Joseph Swan made a carbon-filament light bulb in 1878 -- three years before Edison did. Edison finally made his own bulb and an electric supply system. But then he had to take Swan into partnership to get around Swan's patent.

So who invented the light bulb! The answer is that it represented a huge outpouring of human ingenuity. It is a technology with many heroes. The first electric light wasn't a workable bulb at all. If, on the other hand, you credit Edison, you honor success, not the primacy of ideas. And success reflects genius of an entirely different order.

When you search backward, looking for the first anything, you find only false starts, anonymity, and failure. John Fitch ran the first American steamboat line in 1790. But his business failed, and he eventually committed suicide. Before Fitch, the Marquis du Jouffroy made a steamboat, but the French wouldn't license him to run it. Then the Revolutionary government drove him out of France. And all that was long before Fulton.

The first-inventor myth gets in the way of invention. The real heroes aren't the great successes -- Alexander Graham Bell or Henry Ford.

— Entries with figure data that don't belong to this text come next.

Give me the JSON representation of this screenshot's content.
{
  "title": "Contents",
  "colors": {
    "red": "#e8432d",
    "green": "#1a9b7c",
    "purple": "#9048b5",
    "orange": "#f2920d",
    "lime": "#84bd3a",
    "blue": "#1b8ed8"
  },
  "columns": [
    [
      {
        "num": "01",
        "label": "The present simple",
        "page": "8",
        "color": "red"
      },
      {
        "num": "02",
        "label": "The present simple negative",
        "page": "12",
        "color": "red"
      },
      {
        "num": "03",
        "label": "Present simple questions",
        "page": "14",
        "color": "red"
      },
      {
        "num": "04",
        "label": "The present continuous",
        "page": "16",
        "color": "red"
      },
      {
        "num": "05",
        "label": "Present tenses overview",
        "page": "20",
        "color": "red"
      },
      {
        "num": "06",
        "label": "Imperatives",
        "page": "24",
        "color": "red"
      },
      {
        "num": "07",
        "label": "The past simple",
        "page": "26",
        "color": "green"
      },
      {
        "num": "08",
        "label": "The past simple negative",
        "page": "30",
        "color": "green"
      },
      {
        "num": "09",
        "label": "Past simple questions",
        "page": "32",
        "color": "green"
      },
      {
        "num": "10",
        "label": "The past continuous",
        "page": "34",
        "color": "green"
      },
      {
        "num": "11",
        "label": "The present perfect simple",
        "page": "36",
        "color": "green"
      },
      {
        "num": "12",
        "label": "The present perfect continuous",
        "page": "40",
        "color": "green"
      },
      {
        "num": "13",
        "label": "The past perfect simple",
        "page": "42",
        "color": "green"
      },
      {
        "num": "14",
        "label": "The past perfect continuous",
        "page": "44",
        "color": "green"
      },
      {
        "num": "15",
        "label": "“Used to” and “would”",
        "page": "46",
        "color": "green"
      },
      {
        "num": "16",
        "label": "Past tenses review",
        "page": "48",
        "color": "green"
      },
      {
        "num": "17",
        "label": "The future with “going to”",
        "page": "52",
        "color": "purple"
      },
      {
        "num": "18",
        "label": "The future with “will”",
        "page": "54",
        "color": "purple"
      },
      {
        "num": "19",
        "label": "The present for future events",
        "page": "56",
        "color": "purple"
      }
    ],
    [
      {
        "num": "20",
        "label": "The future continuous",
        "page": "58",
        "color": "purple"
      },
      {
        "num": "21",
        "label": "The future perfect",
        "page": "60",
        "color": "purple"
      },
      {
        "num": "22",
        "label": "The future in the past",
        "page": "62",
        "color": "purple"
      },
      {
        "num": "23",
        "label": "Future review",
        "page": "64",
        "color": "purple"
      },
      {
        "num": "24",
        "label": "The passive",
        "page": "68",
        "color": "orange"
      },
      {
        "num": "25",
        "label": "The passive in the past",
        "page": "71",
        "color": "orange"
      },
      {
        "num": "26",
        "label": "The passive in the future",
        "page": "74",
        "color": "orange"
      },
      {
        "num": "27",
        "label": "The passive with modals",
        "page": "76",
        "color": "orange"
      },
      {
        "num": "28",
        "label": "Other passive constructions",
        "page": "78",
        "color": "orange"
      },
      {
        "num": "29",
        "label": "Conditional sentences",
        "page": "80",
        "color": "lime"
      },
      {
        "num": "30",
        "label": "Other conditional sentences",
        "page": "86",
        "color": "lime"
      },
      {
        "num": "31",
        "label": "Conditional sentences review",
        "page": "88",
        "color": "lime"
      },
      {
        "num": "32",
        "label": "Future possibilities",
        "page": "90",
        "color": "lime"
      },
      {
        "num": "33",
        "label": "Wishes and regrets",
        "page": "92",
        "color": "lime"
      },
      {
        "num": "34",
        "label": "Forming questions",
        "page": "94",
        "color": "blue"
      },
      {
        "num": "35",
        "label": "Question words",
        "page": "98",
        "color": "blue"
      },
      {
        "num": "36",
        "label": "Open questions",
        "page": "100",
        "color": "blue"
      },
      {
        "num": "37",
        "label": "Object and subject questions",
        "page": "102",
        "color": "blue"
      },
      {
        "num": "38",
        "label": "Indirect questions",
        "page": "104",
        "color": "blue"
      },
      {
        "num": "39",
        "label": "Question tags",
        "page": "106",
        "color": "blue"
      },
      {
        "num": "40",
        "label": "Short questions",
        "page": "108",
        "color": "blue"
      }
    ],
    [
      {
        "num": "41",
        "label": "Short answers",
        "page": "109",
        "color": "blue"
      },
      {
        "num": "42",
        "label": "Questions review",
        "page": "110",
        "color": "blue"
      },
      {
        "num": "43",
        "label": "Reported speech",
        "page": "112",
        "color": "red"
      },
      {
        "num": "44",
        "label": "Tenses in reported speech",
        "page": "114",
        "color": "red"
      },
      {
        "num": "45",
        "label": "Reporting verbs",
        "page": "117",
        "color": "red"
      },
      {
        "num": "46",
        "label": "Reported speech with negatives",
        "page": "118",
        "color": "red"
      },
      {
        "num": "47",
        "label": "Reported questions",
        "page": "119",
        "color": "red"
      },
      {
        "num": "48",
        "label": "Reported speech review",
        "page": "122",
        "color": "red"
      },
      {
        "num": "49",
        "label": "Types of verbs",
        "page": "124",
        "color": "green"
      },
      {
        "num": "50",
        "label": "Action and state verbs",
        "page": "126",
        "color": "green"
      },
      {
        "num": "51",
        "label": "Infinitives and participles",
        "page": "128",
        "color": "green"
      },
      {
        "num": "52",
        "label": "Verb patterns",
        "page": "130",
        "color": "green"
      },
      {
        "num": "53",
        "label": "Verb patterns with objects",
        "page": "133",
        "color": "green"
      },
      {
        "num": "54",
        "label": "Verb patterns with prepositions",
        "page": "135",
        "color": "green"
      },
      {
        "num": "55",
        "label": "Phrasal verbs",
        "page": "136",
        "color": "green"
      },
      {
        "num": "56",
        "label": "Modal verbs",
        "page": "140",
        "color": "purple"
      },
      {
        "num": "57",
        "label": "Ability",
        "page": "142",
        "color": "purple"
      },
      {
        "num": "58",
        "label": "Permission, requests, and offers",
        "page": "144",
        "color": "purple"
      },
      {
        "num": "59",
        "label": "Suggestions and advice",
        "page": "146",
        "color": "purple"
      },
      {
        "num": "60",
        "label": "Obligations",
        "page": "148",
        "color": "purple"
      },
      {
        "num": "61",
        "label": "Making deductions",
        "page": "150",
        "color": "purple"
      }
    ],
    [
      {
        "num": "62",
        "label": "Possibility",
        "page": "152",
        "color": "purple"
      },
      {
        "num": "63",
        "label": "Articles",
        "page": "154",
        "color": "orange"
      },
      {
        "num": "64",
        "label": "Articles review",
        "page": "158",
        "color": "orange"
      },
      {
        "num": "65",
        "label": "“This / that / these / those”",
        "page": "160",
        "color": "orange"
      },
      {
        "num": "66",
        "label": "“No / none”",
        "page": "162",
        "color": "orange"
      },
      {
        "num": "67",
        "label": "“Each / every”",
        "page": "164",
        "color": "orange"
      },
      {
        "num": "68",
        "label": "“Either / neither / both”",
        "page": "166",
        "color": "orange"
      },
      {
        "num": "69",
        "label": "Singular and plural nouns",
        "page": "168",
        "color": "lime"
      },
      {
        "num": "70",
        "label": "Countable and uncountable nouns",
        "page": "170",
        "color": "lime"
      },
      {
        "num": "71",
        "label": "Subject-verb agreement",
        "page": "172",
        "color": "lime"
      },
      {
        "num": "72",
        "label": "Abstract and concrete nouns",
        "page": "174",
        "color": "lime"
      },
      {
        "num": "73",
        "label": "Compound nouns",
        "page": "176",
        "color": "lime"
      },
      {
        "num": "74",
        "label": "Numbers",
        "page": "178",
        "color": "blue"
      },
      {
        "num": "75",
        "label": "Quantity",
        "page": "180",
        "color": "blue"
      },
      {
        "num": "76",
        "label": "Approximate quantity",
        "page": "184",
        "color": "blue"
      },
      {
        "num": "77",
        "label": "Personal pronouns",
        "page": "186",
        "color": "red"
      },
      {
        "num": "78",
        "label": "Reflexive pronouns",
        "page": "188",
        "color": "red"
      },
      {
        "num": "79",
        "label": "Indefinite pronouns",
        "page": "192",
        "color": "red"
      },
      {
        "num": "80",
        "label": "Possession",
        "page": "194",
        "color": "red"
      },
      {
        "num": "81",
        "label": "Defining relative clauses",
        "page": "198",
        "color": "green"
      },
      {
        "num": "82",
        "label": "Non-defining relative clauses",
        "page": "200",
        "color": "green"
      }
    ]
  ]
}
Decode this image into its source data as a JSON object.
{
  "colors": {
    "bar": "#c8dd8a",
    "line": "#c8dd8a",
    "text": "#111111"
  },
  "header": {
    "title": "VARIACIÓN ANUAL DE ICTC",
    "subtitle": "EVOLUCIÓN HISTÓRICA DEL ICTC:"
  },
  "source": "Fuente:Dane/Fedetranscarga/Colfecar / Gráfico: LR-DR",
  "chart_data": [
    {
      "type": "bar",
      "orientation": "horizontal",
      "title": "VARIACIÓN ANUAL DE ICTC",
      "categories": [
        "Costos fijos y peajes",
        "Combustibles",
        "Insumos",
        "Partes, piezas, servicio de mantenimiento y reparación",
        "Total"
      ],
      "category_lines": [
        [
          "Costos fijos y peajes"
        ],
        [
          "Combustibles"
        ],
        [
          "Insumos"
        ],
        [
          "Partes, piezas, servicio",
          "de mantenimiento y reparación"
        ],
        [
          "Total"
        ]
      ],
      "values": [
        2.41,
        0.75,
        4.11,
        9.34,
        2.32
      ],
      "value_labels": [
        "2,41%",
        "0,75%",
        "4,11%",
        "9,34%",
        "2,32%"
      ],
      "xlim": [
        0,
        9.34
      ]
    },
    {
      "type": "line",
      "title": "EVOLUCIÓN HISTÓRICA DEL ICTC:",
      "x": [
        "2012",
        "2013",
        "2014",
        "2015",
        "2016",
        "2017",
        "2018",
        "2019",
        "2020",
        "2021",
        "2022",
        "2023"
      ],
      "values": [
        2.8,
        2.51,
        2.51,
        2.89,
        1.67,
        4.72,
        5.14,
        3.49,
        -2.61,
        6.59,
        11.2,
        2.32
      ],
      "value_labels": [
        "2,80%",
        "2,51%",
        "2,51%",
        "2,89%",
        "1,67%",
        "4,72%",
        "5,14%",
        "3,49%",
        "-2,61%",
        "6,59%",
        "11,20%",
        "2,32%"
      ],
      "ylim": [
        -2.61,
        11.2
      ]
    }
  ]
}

The people we must learn to honor are the anonymous failures who've planted the seed and let others pick the fruit. We need ways to encourage people who fail ten times before they succeed once. We must find ways to honor embryonic ingenuity -- because the things we create are always alien, imperfect, and seemingly irrelevant in their origins.

I'm John Lienhard, at the University of Houston, where we're interested in the way inventive minds work.